Another popular trend coincides with a changing consumer attitude. They want easy-to-grow, low-maintenance plants or “instant gratification” items like 10- or 12-inch planters already grown and ready to wow their guests, according to our respondents. And some customers are still willing to spend big bucks if they see the value, says another respondent. “Pretty, easy and instant seem to continue to be the answer. It didn’t matter if it was a shrub, annual or perennial. It mattered if it was showy and ready to go.”

What do you Plan on Doing Differently Next Year?

The good news is that this industry — used to the unpredictability of Mother Nature — isn’t one to dwell on the losses much. We’re much more focused on the future and creative ways to adapt to new challenges and changing customer needs. Next year, many respondents surveyed say they plan to increase their vegetable plants, herbs and organic stock, operate more cost-effectively, grow more conservatively, and keep pushing forward — albeit cautiously. For example, one retailer plans to “wait and see what the climate brings, then buy accordingly.”

They’re also focusing more on marketing efforts, with an increasing number of garden centers advertising online (36.4 percent) and using in-house e-mail campaigns (37.2 percent) and loyalty programs (31.8 percent), along with more traditional advertising venues such as newspapers (63.6 percent) and radio (32.6 percent).

What Will 2009 Bring?

The tough and unpredictable spring season might have yielded some unexpected results.

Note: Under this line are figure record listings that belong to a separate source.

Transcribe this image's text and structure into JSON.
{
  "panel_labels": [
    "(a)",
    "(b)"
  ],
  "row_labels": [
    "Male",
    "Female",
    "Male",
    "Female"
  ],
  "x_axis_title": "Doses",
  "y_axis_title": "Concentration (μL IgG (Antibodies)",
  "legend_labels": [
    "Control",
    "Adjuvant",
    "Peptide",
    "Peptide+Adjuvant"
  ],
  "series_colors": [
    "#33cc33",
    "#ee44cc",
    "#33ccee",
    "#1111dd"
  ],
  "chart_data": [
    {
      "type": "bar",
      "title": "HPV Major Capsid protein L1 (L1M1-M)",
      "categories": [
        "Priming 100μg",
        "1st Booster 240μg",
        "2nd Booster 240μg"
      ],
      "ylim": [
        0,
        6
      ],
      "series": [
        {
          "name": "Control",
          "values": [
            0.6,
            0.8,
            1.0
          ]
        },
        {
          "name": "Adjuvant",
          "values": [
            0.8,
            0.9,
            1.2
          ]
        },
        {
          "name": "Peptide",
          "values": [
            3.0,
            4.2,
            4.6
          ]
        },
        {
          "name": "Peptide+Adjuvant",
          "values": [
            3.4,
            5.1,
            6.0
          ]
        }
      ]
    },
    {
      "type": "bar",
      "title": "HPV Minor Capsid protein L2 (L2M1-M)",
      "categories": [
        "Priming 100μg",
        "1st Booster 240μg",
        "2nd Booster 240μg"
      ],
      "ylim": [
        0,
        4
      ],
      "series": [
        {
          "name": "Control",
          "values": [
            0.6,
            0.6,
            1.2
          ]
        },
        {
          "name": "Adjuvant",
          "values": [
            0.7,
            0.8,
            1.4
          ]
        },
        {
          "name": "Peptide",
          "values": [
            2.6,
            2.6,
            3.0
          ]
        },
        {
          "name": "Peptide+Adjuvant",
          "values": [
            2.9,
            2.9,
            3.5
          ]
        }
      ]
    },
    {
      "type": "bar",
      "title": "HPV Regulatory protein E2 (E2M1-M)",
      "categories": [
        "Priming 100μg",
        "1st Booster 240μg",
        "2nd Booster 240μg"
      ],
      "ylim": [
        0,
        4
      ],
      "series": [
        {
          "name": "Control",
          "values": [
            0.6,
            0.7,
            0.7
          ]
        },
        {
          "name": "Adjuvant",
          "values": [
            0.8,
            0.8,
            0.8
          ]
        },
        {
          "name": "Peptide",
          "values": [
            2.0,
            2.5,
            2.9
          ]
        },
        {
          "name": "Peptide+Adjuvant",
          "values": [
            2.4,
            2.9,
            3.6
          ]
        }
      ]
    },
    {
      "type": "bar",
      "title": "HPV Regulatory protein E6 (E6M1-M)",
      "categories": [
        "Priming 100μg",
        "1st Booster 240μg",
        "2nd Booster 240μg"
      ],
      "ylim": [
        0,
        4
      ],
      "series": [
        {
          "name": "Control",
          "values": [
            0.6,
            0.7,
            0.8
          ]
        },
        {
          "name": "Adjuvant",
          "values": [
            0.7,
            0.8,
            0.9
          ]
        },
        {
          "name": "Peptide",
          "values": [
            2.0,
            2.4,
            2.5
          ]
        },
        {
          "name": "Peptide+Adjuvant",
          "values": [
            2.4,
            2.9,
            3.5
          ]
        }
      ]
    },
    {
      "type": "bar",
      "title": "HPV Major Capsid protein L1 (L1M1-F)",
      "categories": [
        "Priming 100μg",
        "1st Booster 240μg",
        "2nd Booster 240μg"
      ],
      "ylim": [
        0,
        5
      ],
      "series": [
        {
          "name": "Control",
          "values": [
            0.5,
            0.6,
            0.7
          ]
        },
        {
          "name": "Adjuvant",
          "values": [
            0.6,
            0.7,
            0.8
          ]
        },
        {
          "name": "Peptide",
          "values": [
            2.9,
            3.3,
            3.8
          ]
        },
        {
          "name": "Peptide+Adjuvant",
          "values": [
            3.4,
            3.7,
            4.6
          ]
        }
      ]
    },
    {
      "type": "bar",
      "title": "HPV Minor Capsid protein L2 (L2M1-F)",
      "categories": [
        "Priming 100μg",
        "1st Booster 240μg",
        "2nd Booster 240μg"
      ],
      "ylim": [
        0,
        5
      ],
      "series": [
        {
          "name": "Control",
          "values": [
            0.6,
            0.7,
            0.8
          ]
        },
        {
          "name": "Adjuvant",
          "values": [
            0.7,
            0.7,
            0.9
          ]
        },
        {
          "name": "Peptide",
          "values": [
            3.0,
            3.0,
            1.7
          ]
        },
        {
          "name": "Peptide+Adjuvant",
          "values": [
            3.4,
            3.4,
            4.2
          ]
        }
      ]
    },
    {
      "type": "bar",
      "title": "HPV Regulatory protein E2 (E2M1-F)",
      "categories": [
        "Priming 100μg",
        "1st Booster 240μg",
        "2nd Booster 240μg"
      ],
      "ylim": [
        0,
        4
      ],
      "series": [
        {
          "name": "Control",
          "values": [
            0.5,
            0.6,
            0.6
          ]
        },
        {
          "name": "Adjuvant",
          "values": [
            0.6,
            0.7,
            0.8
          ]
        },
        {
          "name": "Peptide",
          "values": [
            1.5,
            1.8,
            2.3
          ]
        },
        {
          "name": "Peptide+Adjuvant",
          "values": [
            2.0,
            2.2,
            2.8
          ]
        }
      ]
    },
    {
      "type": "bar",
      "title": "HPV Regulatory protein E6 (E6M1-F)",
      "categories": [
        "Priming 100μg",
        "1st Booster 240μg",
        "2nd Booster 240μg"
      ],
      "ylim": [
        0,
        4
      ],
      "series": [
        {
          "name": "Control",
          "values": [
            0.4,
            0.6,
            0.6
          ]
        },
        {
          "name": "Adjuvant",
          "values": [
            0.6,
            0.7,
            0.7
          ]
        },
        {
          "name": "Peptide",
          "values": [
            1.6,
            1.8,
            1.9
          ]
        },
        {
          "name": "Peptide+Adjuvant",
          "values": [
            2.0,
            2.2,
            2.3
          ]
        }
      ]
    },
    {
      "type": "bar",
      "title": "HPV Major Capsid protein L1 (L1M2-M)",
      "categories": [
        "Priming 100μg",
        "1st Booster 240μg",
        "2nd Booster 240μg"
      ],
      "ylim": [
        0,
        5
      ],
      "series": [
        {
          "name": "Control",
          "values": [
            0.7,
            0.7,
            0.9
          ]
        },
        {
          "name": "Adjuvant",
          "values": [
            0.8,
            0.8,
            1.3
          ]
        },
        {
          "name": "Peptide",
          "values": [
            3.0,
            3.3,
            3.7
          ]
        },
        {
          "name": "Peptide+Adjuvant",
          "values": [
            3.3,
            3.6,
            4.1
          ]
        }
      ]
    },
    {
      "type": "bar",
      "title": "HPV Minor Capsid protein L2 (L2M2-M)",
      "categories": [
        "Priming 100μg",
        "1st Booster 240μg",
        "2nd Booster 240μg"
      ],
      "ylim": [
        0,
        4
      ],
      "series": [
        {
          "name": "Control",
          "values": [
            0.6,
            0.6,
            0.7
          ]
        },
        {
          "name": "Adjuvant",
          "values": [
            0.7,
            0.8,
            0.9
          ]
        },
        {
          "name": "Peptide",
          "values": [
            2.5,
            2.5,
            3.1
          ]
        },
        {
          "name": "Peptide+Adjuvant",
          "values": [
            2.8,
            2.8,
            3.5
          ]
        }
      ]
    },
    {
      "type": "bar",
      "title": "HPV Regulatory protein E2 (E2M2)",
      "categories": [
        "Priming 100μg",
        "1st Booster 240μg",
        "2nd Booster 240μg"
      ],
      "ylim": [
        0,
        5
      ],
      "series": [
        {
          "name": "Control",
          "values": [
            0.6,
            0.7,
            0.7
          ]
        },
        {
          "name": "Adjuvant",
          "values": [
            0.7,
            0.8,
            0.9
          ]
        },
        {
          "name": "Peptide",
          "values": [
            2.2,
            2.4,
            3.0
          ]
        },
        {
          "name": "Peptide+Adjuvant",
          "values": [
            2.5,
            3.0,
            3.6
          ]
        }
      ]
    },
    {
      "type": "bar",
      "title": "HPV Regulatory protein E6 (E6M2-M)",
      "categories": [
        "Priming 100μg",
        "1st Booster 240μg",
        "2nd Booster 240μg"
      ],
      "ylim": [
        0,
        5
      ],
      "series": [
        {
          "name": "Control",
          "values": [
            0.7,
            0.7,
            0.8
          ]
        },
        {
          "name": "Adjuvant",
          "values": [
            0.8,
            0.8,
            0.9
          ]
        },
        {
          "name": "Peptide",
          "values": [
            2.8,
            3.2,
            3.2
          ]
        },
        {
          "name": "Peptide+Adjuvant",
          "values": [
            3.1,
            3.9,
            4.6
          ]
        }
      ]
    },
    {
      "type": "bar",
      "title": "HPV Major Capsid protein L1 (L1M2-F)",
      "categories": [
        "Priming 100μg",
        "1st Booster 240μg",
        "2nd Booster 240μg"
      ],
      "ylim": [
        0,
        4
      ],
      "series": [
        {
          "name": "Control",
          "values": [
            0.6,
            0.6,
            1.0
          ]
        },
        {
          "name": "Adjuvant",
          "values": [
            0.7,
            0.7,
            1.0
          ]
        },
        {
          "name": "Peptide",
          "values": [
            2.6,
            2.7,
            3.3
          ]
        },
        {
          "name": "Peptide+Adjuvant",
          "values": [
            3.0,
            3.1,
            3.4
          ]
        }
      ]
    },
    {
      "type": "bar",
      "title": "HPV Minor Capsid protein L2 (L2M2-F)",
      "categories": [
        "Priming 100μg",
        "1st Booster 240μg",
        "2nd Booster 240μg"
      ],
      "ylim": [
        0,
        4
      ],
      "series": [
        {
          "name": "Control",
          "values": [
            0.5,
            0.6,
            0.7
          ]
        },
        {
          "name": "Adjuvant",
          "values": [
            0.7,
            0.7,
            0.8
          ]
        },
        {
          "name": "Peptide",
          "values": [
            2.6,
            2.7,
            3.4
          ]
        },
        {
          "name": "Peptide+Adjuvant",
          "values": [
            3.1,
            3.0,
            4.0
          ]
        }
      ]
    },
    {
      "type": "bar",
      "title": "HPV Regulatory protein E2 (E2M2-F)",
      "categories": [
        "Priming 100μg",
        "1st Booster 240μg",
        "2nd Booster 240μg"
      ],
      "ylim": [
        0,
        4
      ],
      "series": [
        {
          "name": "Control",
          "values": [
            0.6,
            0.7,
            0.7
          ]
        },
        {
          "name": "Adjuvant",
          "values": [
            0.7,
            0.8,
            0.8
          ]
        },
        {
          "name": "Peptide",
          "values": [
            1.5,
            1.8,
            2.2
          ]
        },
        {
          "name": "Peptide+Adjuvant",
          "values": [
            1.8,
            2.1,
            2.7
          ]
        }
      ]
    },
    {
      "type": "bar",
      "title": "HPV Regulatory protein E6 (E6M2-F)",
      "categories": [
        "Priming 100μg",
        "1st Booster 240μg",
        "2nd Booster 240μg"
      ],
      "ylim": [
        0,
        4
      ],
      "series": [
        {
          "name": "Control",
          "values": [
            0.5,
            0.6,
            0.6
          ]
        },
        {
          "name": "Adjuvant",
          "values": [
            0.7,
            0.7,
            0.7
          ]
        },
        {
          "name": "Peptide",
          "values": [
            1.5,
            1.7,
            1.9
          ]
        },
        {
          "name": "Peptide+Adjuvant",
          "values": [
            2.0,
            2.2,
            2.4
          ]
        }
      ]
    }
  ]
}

Mainly, it kept you on your toes and forced you to go the extra mile in everything from “service, service, service” to compelling merchandising and product offerings that reflect the unique wants and needs of your customer base and region.

Certainly, some things like the unprecedented droughts, hail storms in June and shaky economy are beyond anyone’s control — but as this survey proves, many of you are responding by putting your creativity and resourcefulness to work. Some of you are even surprising yourselves and reporting record-breaking sales despite all the “gloom and doom” in the air. Keep the surprises coming! We can’t wait to hear about your next spring season.